U-Boot-Industrie an Araber verscherbelt

Früher hätte dafür die Todesstrafe wegen Landesverrats gedroht, in der Bundesrepublik Deutschland sollte immerhin noch das Außenwirtschaftsgesetz verhindern, dass Wissen über Rüstungsprojekte ans Ausland verkauft wird. Als die Amerikaner einst in die deutsche U-Boot-Industrie einsteigen wollten, wurde dies wegen Sicherheitsbedenken verhindert. Gilt alles nicht mehr in der kunterbunten Studienräterepublik: Nach dem zivilen Teil der HDW-Werft wird jetzt auch die U-Boot-Produktion an die Araber verscherbelt.

Immerhin erfahren es die Bürger noch aus einer kleinen Randmeldung der Kieler Nachrichten:

Der Teilverkauf der Kieler Werft HDW verzögert sich erneut. Doch bis Ende September soll der zivile Schiffbaubereich endgültig von Abu Dhabi MarGruppe (ADM) übernommen werden. Und anschließend wird der Einstieg der arabischen Gruppe in den U-Boot-Bau vorbereitet.

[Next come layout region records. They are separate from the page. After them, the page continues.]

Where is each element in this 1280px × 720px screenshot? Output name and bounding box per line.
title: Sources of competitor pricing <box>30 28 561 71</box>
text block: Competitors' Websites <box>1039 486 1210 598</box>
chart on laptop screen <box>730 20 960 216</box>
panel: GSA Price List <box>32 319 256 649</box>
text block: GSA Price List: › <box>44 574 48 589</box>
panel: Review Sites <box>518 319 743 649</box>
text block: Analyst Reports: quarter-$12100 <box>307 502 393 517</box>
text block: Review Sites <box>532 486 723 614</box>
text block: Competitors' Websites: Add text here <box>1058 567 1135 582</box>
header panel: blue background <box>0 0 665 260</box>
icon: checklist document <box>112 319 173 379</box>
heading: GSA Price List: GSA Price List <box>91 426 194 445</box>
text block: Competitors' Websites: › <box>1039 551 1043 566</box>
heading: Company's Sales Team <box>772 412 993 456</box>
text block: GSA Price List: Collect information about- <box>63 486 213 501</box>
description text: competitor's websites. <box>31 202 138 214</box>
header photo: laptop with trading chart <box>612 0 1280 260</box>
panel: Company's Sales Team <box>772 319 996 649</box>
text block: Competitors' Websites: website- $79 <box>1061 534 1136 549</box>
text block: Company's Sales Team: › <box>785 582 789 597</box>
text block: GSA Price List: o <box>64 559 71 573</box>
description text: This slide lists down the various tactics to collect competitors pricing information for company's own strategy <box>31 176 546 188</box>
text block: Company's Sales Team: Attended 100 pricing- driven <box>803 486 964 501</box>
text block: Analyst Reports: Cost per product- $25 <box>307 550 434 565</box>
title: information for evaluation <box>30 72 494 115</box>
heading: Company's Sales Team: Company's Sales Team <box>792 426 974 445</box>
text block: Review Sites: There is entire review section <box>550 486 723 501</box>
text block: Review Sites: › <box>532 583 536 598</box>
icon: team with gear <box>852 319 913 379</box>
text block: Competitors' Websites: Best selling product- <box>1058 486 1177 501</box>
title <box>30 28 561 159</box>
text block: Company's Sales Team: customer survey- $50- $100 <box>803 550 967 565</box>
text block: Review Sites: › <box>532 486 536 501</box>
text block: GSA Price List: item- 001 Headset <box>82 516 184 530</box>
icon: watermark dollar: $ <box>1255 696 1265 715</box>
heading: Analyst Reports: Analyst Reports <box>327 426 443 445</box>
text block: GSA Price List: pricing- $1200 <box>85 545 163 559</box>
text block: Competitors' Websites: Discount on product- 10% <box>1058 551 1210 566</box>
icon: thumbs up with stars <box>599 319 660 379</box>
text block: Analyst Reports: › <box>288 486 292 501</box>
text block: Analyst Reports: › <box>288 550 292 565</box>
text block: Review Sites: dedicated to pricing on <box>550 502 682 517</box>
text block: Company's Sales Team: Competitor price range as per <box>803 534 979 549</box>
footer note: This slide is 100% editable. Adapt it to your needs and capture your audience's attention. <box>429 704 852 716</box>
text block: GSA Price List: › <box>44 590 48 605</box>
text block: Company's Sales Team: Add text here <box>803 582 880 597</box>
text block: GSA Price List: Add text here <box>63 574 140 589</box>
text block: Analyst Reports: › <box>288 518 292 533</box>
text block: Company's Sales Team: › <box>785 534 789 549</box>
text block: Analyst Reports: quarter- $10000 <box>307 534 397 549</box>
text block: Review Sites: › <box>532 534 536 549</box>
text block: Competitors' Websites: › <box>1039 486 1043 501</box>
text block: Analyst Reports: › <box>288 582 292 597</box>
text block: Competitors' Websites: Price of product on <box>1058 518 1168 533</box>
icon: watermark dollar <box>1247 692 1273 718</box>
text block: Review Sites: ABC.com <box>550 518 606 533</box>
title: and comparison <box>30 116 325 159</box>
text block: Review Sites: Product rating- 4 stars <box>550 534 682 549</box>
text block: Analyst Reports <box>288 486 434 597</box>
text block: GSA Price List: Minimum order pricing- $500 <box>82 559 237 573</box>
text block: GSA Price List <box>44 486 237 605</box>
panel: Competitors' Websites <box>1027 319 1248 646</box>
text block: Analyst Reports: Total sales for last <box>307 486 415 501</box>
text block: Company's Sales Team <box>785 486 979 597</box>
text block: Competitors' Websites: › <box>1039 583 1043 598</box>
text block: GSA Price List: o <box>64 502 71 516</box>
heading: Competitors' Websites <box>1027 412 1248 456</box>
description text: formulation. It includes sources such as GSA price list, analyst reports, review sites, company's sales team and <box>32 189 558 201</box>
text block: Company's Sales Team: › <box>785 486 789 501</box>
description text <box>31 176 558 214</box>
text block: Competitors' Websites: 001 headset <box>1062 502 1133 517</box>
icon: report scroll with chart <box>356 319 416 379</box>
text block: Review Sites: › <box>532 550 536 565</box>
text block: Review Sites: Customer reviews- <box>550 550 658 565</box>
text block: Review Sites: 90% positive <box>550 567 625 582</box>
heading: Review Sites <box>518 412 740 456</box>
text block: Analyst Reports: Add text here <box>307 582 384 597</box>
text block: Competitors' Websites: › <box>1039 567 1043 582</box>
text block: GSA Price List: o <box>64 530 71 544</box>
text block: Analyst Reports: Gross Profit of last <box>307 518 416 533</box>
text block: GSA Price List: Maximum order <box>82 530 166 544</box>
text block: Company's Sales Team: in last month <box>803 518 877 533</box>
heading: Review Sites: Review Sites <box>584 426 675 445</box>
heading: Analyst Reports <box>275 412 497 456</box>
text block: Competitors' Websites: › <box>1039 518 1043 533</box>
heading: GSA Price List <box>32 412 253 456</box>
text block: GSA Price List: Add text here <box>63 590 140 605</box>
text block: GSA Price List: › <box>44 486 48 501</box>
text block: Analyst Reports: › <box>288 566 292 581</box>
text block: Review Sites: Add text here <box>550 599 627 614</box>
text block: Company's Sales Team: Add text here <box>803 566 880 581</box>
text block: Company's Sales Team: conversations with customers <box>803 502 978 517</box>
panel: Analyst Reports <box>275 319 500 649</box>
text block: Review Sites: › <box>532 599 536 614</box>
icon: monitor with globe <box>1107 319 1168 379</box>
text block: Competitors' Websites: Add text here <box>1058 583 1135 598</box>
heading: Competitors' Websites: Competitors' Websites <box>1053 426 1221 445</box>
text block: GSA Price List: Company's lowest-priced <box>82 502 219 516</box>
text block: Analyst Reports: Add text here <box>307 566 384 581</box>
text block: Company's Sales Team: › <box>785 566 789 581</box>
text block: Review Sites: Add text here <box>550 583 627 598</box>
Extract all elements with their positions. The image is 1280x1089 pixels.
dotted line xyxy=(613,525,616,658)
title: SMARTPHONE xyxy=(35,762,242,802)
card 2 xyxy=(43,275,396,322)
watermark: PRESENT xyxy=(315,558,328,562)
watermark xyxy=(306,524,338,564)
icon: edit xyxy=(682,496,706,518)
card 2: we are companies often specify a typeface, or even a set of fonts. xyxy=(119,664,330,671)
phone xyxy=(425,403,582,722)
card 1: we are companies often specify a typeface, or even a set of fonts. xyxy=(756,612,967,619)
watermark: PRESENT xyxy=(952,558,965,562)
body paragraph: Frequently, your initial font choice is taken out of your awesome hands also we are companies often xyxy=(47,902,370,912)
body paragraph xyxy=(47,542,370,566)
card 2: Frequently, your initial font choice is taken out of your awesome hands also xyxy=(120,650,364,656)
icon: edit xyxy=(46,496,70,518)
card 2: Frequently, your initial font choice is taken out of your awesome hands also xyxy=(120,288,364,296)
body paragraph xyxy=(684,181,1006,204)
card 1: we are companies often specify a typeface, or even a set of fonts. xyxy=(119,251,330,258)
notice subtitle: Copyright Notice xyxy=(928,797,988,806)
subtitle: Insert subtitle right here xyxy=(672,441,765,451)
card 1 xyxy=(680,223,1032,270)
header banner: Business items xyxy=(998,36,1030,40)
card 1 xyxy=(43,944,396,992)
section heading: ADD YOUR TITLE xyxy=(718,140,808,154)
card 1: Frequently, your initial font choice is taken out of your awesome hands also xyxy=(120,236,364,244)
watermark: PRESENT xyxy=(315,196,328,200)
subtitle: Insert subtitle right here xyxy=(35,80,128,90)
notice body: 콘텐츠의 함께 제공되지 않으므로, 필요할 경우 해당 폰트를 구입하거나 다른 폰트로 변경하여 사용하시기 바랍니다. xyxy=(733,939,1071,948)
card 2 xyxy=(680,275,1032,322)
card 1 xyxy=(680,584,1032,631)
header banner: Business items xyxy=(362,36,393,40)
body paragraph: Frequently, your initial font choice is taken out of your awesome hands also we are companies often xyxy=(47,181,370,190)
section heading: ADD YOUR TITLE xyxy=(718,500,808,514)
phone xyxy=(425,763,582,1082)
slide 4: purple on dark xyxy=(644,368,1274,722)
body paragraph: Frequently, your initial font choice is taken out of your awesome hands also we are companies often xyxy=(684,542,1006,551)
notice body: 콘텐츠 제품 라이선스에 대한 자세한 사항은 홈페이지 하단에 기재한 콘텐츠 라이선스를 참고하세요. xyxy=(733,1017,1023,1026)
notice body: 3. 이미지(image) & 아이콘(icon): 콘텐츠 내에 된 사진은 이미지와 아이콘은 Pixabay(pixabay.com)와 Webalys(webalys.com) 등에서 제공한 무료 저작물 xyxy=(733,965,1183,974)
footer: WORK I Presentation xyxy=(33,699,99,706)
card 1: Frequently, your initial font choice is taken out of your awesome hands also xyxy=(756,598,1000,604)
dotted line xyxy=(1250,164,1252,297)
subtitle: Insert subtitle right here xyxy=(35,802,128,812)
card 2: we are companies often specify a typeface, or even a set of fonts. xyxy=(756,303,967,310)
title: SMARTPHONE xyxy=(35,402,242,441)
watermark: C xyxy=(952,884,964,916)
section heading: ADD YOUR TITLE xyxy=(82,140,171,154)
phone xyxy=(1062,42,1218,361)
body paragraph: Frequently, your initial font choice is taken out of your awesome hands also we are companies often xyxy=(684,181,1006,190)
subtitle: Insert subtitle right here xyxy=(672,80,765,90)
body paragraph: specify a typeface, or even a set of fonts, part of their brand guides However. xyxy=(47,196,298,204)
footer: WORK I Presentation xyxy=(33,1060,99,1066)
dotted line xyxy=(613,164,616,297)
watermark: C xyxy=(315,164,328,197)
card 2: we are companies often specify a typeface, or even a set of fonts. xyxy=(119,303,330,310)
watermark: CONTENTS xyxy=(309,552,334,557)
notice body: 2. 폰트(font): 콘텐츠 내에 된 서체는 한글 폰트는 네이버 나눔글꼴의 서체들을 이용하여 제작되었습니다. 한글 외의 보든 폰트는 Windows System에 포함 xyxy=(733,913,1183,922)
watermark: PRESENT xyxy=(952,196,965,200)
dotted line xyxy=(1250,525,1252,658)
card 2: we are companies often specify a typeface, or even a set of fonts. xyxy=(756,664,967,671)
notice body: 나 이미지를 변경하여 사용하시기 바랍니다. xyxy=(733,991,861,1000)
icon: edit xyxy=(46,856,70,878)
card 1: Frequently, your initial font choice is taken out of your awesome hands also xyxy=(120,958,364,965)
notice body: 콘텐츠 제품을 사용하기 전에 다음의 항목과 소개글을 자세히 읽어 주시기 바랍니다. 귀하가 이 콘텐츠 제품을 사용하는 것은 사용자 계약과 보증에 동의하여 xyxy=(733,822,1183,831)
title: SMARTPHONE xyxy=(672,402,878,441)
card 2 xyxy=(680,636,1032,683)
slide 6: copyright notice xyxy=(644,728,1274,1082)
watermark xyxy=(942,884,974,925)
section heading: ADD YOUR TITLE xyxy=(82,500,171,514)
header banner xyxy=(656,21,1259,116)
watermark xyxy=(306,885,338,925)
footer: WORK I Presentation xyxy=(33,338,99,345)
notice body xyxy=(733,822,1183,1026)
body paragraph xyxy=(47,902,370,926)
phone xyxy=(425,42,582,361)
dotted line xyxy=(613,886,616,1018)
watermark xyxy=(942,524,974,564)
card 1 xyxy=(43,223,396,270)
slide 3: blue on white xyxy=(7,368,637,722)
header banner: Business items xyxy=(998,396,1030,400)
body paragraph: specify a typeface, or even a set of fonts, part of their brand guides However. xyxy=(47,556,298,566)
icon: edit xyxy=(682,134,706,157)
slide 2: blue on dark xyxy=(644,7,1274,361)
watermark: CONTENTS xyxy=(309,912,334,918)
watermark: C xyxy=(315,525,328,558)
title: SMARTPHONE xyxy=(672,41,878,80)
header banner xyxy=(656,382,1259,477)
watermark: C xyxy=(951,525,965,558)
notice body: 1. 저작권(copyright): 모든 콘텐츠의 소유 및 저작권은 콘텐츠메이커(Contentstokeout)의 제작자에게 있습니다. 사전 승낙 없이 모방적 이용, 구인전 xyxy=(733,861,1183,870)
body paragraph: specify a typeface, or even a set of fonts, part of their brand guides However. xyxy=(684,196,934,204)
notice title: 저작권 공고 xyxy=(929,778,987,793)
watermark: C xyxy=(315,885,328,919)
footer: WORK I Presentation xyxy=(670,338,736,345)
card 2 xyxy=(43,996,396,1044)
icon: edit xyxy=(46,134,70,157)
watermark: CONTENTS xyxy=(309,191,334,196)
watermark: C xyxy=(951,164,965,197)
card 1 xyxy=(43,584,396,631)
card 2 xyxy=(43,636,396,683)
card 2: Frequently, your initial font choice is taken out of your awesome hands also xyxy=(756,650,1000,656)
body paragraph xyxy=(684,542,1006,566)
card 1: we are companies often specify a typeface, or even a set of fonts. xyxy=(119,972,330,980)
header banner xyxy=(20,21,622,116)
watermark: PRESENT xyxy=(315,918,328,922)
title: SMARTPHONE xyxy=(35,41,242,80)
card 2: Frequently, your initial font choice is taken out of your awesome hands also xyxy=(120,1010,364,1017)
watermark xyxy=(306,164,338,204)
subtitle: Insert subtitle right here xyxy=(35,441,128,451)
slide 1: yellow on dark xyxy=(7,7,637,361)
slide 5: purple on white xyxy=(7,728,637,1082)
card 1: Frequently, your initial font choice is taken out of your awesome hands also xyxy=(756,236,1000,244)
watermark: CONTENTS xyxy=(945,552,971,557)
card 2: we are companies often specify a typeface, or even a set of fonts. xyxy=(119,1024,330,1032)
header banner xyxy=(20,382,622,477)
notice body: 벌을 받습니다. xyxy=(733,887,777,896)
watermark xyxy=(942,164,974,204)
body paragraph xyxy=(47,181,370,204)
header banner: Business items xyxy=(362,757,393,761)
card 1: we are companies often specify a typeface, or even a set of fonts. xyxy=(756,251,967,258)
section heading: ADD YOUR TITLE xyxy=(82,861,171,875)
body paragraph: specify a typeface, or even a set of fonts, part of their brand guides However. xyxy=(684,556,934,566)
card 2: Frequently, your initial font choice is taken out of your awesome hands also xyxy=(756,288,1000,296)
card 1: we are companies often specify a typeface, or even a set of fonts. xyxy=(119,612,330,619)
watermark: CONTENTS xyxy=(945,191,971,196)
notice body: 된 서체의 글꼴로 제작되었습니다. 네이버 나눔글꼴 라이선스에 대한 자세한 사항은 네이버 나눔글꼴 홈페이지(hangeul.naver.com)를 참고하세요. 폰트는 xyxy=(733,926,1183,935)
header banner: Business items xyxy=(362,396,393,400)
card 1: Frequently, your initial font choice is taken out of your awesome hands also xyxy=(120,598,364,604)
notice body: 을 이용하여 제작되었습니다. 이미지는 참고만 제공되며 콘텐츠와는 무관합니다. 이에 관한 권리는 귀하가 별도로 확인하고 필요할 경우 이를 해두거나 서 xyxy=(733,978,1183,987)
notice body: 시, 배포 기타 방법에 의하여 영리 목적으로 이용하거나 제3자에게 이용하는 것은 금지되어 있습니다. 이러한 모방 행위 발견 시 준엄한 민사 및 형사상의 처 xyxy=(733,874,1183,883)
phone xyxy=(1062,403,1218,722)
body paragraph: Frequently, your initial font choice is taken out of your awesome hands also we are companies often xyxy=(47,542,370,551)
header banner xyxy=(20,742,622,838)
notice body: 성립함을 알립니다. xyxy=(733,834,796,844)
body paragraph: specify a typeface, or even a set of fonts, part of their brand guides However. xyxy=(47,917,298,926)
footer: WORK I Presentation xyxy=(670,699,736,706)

Wie die Kieler Nachrichten am Donnerstagabend am Rande des ersten „Maritimen Sommertreffs“ in Kiel erfuhren, haben sich ADM und der ThyssenKrupp-Konzern über alle wesentlichen Punkte des Werft-Verkaufs geeinigt. Freitag wurde der Aufsichtsrat der Kieler Werft darüber informiert. Der Verkauf des zivilen Schiffbaubereichs mit seinen rund 180 Mitarbeitern soll demnach zum 28. September, drei Tage vor Ende des ThyssenKrupp-Geschäftsjahres, vollzogen werden. Abu Dhabi Mar wird dann auch die Mehrheit an der Hamburger Werft Blohm-Voss übernehmen.

Selbstverständlich wird der neue Besitzer auch entscheiden, an wen in Zukunft deutsche U-Boote verkauft werden. Israel, als wichtiger Kunde und Kooperationspartner in der U-Boot-Entwicklung, dürfte damit wohl ausfallen.